Nefertiti (correctly "Chetite") is rendered in the Bible as Ahinoam ("daughter of Ahi"), and Ahi was the Egyptian vizier, a Hittite, now transcribed as Ay:

"Nefertiti's origins are confusing. It has been suggested ... that Tiy was also her mother. Another suggestion is that Nefertiti was Akhenaten's cousin. Her wet nurse was the wife of the vizier Ay, who could have been Tiy's brother. Ay sometimes called himself "the God's father," suggesting that he might have been Akhenaten's father-in-law."

As we have discovered, Ay is equivalent to the Biblical priest Ahimaaz, who was the father of Ahinoam (Biblical scholars err in thinking there are two different personages: Ahimaaz, the father of Ahinoam, and also Ahimaaz (Achimas) the son of Zadok - both are the same):

"Ahimaaz: 1. The father Ahinoam, the wife of Saul (1 Sam. 14:50).... 2. The son and successor of Zadok in the office of highpriest (1 Chr. 6:8, 53). On the occasion of the revolt of Absalom he remained faithful to David, and was of service to him in conveying to him tidings of the proceedings of Absalom in Jerusalem (2 Sam. 15:24-37; 17:15-21). He was swift of foot, and was the first to carry to David tidings of the defeat of Absalom, although he refrained, from delicacy of feeling, from telling him of his death (2 Sam. 18:19-33)."

Noam in Hebrew means "pleasant, gentle, sweet, kind, and tender" and noam is actually the "male" version of no'omi, i.e. Naomi, so that a later Biblical gender change has occurred in this name. Nefertiti is translated similarly by the Egyptologists as "the beautiful one". Ahinoam is translated as "brother of pleasantness" which of course can not be right since this is a female. Accordingly, the name of the Hittite Queen was NAOMI "the pleasant one".

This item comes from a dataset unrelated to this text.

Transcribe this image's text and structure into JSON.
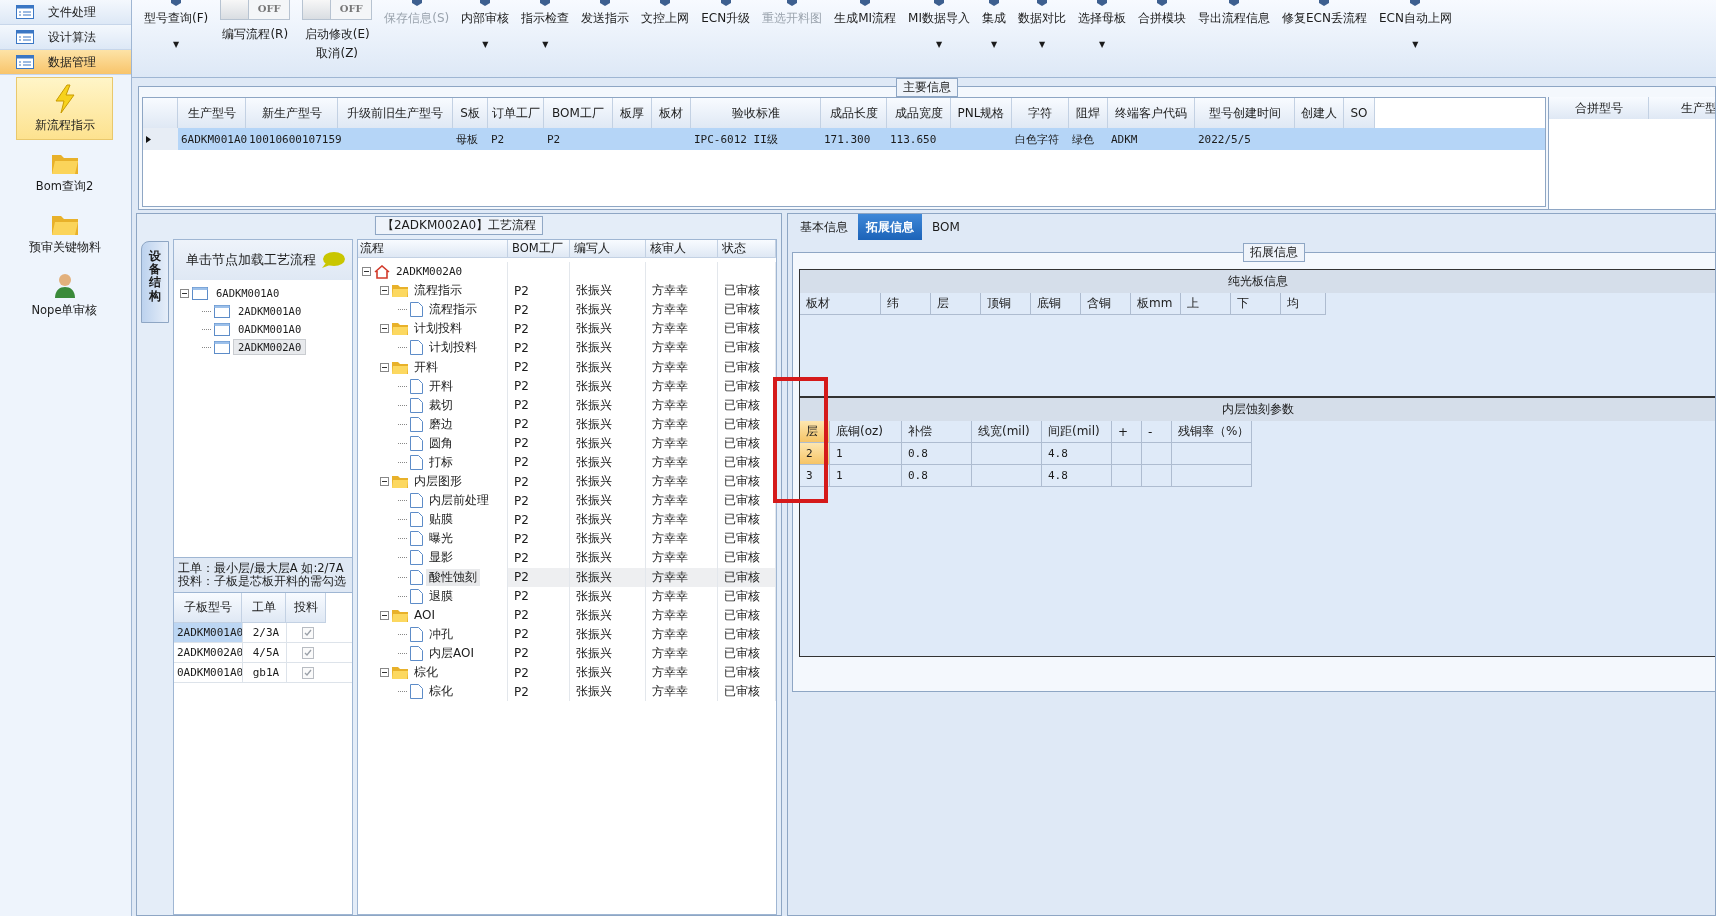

Biblical scholars also err in thinking that there are two Ahinoams, i.e. Naomis, one Ahinoam as the wife of Saul and Ahinoam of Jezreel (Israel) as the wife of David. Obviously, these are one and the same person, as David took the wife of Saul (Nefertiti) into his court upon Saul's death.

Hence, it is quite clear from the above analysis that the "Elder Woman" [Mummy 61070, as cataloged by the Egyptian Museum in Cairo] from tomb KV35 is Nefertiti, as correctly suggested by Susan E. James in her 2003 KMT article (Susan E. James, In a "Secret Chamber" in the Valley of the Kings: Dueling "Nefertitis"!, KMT, a Modern Journal of Ancient Egypt, 2003, Vol 14(3), pp. 22-29).

That mummy is not, as generally and erroneously believed to be, Queen Tiye, the wife of Amenhotep III. Rather the Elder Woman in KV35 is Naomi, the Hittite Queen, known to us as Nofretete or Nefertiti.

We also make here an aside on the only female Pharaoh: We agree with Donald P. Ryan that the reddish-blonde haired mummy of a woman found on the floor of Tomb 60 is Hatshepshut, together with her half-sister Neferura, the other female mummy found there. According to our research Hatshepshut is the Biblical Deborah who is called the woman of Lapidoth, a term erroneously assumed by some to be her husband, but elsewhere the term Lapidoth is correctly interpreted as "woman of fiery spirit", and is thus a reference to her red hair. Ramses II was also red-haired. The Pharaohs of Egypt definitely did not originally come from Egypt.